I was able to move through the early game content on my own with very little hassle. We were grouped up early on and able to conduct a few missions as a three-person squad but it never felt like we were up against anything we couldn’t tackle on our own. This stopped being the case once we moved over to the end game content. Dealing with heavily armoured Black Tusk paramilitary troops, with their bomb droids and robot dogs, is a task not to be taken lightly. We had to stick together, co-ordinate our cooldowns and focus fire if we wanted to survive. We went from barely having to speak in the early game to giving constant situational updates. Mistakes were costly, but preventable. Purple and Gold enemy tiers posed a significant threat and would take multiple clips to drop, their armour sloughing off in pieces once it absorbed a truly hilarious amount of incoming DPS.
Most looter shooters rely on tactics and cover for optimised play and The Division 2 is no different. However, the way it leans into its militaristic setting makes these elements feel more grounded. Unlike the frenetic pace of titles like Destiny 2 or Warframe, Ubi feel content to set a more sedate pace. Through this, your interactions with violent gang members take on a different vibe beyond simple mob cleanup. There’s a feeling of tactical efficiency that isn’t present in other games of this kind. The slower pace also lends itself to both ends of the player specturm — the hardcore can be as ruthless and organised as they please, while casual players can pop in for a couple of hours in the evening after work and feel like they’ve gotten something out of it. Tough line to walk, but it’s there.

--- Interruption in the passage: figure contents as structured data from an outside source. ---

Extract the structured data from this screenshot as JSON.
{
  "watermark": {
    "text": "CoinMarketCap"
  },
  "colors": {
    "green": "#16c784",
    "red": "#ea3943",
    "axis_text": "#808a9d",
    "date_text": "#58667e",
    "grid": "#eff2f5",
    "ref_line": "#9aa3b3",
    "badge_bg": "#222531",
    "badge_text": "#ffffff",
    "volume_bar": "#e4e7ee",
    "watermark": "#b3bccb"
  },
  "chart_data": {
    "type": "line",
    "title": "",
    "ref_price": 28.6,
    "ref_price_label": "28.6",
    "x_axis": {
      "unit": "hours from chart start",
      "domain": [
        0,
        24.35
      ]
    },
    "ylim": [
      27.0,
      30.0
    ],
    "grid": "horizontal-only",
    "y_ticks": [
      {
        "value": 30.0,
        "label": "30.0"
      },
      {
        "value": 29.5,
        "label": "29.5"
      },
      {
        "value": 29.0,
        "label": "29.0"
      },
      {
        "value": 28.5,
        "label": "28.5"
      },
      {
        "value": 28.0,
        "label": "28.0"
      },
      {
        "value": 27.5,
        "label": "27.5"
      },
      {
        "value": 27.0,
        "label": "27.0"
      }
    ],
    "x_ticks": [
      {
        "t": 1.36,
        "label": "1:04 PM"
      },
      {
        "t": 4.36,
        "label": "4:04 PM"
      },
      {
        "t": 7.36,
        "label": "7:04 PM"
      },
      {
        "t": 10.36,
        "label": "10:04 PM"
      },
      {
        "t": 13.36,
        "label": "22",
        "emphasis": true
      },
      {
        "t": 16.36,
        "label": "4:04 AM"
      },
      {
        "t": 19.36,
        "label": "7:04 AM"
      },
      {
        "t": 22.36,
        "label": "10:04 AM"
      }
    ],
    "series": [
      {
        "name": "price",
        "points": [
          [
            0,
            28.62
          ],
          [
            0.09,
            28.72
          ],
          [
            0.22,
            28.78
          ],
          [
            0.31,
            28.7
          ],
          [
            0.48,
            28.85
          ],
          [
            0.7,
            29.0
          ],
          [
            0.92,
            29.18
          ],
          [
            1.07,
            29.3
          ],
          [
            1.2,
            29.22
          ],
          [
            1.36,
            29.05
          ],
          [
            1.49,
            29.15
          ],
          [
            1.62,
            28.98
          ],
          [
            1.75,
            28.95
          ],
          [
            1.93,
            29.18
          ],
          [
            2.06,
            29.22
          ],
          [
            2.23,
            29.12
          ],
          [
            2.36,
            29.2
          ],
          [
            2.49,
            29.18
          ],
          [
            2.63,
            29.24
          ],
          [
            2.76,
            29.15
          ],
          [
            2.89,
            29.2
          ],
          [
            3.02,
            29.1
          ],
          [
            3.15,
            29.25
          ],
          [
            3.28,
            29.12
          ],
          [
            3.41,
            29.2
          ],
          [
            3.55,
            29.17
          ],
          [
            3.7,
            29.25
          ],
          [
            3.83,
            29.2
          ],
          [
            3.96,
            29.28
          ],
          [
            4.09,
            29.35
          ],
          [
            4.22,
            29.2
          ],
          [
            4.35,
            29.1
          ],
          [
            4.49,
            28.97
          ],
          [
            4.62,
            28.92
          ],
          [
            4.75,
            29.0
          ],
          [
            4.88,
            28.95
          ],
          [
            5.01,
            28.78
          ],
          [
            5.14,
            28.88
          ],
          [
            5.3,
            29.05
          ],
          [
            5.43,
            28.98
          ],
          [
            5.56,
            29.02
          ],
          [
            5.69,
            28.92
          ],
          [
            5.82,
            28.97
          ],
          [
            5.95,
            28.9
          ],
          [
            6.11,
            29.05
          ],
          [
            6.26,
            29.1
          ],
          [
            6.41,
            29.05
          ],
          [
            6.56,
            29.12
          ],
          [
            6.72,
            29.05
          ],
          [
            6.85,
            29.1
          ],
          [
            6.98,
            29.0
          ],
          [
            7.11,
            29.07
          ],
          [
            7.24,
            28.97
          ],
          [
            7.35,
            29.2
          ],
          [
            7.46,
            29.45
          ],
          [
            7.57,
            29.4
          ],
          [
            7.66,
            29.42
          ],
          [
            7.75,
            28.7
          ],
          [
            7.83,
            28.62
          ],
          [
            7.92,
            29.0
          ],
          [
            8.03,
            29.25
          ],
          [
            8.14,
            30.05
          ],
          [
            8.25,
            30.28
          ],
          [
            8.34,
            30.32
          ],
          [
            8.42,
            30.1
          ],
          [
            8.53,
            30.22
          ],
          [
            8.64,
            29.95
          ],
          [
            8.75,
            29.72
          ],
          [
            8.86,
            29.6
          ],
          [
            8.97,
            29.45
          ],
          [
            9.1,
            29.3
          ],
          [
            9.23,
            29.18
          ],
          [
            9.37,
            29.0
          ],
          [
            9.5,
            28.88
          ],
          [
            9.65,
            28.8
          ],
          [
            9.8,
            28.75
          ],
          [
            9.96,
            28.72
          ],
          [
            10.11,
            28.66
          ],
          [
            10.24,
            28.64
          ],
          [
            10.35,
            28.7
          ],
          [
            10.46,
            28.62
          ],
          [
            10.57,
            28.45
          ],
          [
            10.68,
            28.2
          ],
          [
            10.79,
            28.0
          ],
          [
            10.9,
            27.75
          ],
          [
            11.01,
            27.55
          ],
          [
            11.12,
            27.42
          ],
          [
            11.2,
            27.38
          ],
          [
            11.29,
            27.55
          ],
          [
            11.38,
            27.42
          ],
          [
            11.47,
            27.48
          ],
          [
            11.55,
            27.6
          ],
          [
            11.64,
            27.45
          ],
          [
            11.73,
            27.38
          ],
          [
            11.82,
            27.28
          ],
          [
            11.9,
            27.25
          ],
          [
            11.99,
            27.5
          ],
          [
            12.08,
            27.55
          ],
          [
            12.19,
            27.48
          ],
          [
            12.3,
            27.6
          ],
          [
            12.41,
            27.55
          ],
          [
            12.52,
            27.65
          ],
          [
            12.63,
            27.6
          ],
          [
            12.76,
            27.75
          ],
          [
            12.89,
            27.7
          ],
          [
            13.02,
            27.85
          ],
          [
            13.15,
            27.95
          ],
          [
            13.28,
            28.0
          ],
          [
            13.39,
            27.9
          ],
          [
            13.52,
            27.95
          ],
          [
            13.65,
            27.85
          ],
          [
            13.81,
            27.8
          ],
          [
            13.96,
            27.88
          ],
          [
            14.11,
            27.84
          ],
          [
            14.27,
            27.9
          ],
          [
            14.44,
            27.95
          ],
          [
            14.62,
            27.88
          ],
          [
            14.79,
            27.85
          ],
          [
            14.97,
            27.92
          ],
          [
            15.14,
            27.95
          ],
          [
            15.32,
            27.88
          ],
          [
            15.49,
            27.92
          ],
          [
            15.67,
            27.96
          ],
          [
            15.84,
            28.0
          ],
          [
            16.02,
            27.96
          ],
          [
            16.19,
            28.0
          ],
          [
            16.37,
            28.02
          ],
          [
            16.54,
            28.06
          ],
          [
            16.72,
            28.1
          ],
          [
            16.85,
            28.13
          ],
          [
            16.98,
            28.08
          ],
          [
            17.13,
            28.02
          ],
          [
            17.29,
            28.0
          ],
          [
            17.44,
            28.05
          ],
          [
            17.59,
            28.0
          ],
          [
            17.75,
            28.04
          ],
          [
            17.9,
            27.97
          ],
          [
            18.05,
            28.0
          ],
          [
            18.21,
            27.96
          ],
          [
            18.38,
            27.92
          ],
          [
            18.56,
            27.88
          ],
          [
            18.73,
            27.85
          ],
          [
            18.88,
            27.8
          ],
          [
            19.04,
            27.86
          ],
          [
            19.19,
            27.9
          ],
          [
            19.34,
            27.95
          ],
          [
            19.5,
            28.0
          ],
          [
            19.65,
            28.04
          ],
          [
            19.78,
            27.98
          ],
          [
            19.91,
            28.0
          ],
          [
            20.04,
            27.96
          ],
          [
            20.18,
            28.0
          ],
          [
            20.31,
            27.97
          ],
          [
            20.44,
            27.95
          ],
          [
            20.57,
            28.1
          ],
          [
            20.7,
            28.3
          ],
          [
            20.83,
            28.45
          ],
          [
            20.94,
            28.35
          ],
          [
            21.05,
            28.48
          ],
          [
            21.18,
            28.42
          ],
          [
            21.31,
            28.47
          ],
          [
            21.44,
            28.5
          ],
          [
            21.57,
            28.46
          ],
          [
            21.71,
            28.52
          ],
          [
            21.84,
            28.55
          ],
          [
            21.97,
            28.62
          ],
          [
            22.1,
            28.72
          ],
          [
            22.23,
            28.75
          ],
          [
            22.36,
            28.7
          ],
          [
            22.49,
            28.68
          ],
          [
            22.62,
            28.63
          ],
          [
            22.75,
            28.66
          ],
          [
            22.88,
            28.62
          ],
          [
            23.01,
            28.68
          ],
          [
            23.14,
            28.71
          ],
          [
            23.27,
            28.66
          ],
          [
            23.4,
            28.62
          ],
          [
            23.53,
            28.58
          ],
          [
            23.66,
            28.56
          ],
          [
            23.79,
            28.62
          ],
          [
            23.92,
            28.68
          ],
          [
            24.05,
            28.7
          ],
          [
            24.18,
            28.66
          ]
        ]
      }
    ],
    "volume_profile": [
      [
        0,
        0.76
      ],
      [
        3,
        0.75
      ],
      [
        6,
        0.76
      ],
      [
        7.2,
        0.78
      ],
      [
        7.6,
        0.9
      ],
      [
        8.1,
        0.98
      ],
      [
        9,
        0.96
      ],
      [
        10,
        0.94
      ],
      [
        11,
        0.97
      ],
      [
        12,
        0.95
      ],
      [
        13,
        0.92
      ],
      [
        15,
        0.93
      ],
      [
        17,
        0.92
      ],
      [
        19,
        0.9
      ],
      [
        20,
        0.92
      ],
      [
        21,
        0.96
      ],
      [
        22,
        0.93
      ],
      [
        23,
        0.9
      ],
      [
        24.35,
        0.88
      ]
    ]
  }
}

The downside of this approach is that if you’re the sort of person for whom exciting traversal is important — like Destiny 2‘s Sparrows or the highly mobile Javelin suits of Anthem — then The Division 2 might leave you a bit frustrated. This is the post-apocalypse after all — there’s no working vehicles to speak of and even if there were, the streets would still be too jammed with dead cars to drive on. Walking is the only way to get around the ruins of DC, though I wouldn’t say no to a push bike. Fast travel is available, but it keeps you from encountering mobs and picking up some fresh loot on the way. Something to keep in mind if you prefer a faster pace. I can imagine curious Warframe players might feel like their character is knee-deep in molasses.
What my three hour session with The Division 2 showed me was a game that is very invested in getting you to stick around. Community is everything to a game like this and its great to see the teams involved looking to their community for their cues on things to tackle. With Anthem right around the corner and no small amount of existing competition, it will be interesting to see how The Division 2 fares when it arrives in March. You can try it for yourself when the Private Beta kicks off on Feb 7.
The Division 2 launches March 15, 2019 on PlayStation 4, Xbox One and Windows PC. The author attended this preview as a guest of Ubisoft Australia.